The core innovation of this work lies in integrating GNNs with Transformers to capture the hierarchical structure of medical codes embedded in electronic health records (EHRs). Here are the main components of the proposed solution:

  1. Graph Representation of Medical Codes:
    • The model employs GNNs to encapsulate the hierarchical structures inherent in medical code ontologies (e.g., ICD-9 for diagnoses). These hierarchies are crucial as they inform the relationships between different medical codes, which are often structured as tree-like ontologies.
    • The GNNs allow the model to generate embeddings for these codes by learning from their ancestors, significantly improving the representation richness beyond flat embeddings.
  2. Transformer-Based Visit Encoder:
    • A Transformer-based architecture, inspired by BERT, is used to encode patient visits. However, unlike standard BERT models, which rely on sequential word order, the G-BERT visit encoder adapts to unordered sets of medical codes encountered within a single patient visit.
    • This model uses a multi-layer transformer without position embeddings, reflecting the non-sequential nature of medical data.
  3. Pre-training Strategies:
    • The pre-training incorporates vast EHR data, including records from patients with a single hospital visit, which are often neglected. This stage utilizes techniques such as masked modeling akin to BERT and introduces a self-prediction and dual-prediction mechanism to recover original codes and predict related sets of diagnoses or medications.
    • Through this pre-training, G-BERT leverages unlabeled data more effectively, preparing the model for subsequent tasks with limited labeled data.
  4. Fine-tuning for Medication Recommendation:
    • Fine-tuning involves optimizing the model using labeled multi-visit patient records to predict appropriate medication lists based on the observed diagnoses.

Experimental Evaluation and Results

G-BERT was subjected to rigorous evaluation using the MIMIC-III dataset, where it was shown to outperform several state-of-the-art baseline models including RETAIN and GAMENet. This superiority is evidenced by metrics such as Jaccard Similarity Score and Precision-Recall AUC.

The experiments also validate the importance of each component — particularly the integration of hierarchical ontology information and the pre-training phase, which collectively elevate prediction capabilities compared to simpler Transformer applications without these enhancements.

Implications and Future Directions

The proposal of G-BERT opens significant avenues for the application of pre-trained model architectures in healthcare, extending the utility beyond conventional NLP tasks to domains that are structured and domain-informed like EHR data.

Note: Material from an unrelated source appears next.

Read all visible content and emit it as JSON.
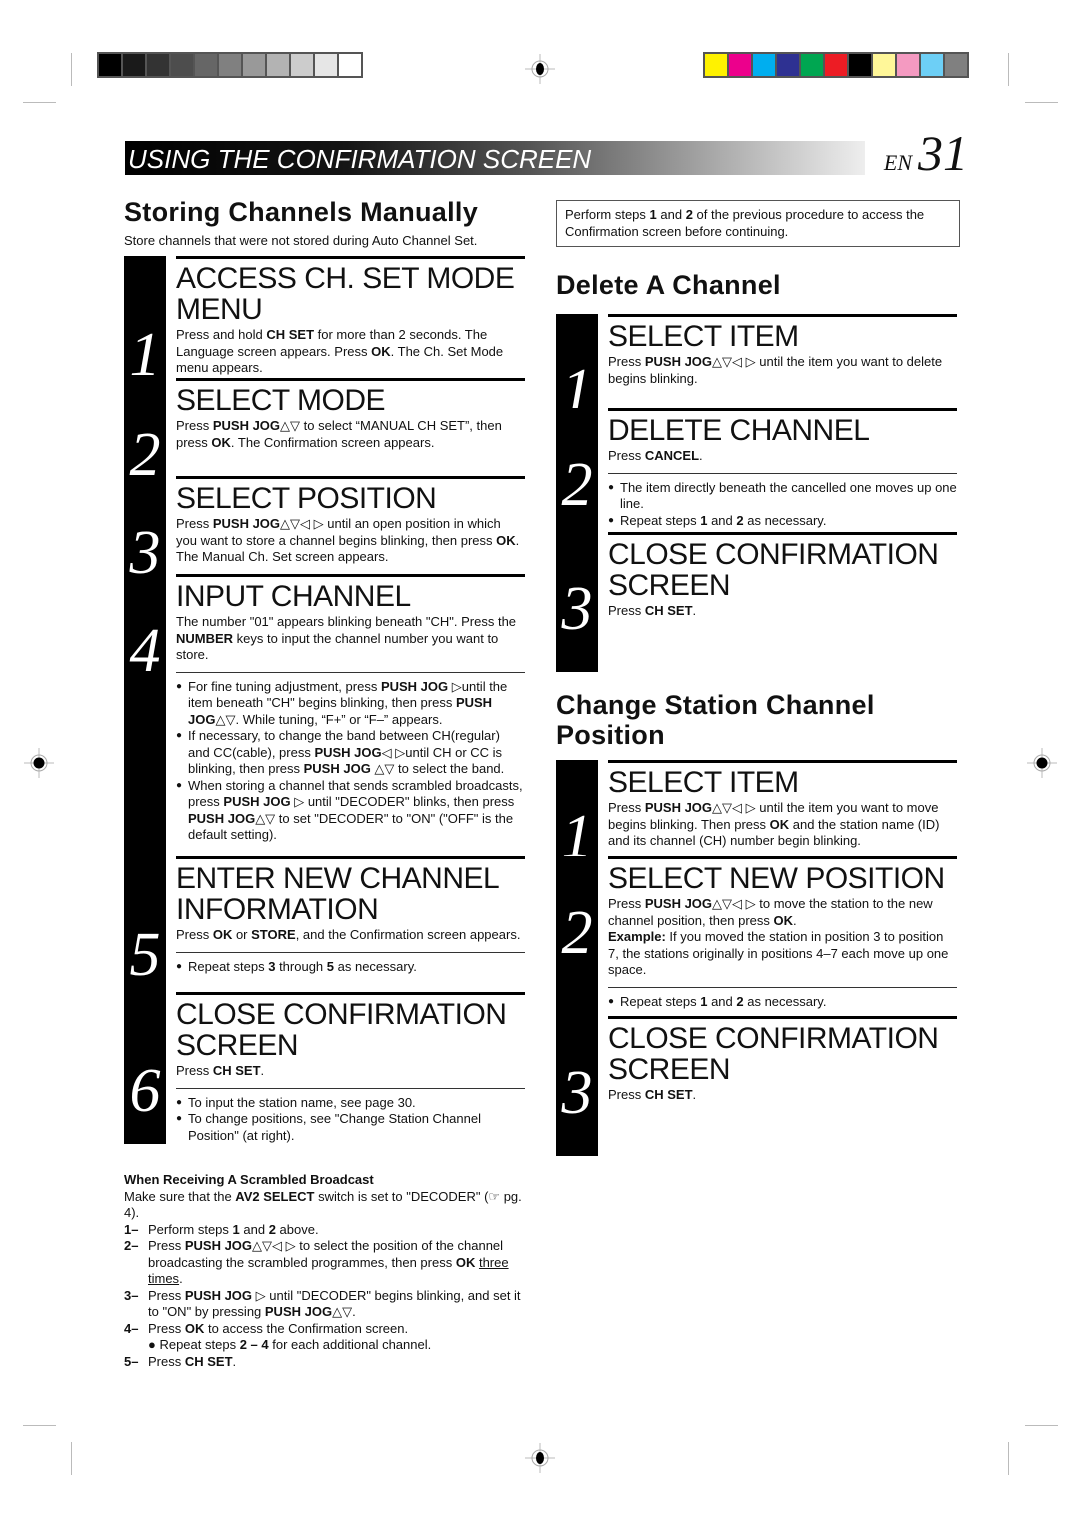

The approach demonstrates how hybrid models can capture complex hierarchical and temporal dependencies present in medical data.

Future research could expand on this work by exploring additional structural tasks that might enhance code representation further, incorporating dynamic patient data streams, or scaling the approach to more diverse healthcare datasets with heterogeneous modalities. Furthermore, extending the model's modularity to incorporate external knowledge bases like drug-drug interactions more seamlessly could also potentiate expanded applications in clinical decision support systems.

In conclusion, G-BERT serves as a pioneering step towards more contextual and robust medication recommendations, demonstrating how cross-pollination between advanced NLP architectures and domain-specific knowledge graphs can address critical challenges in healthcare informatics.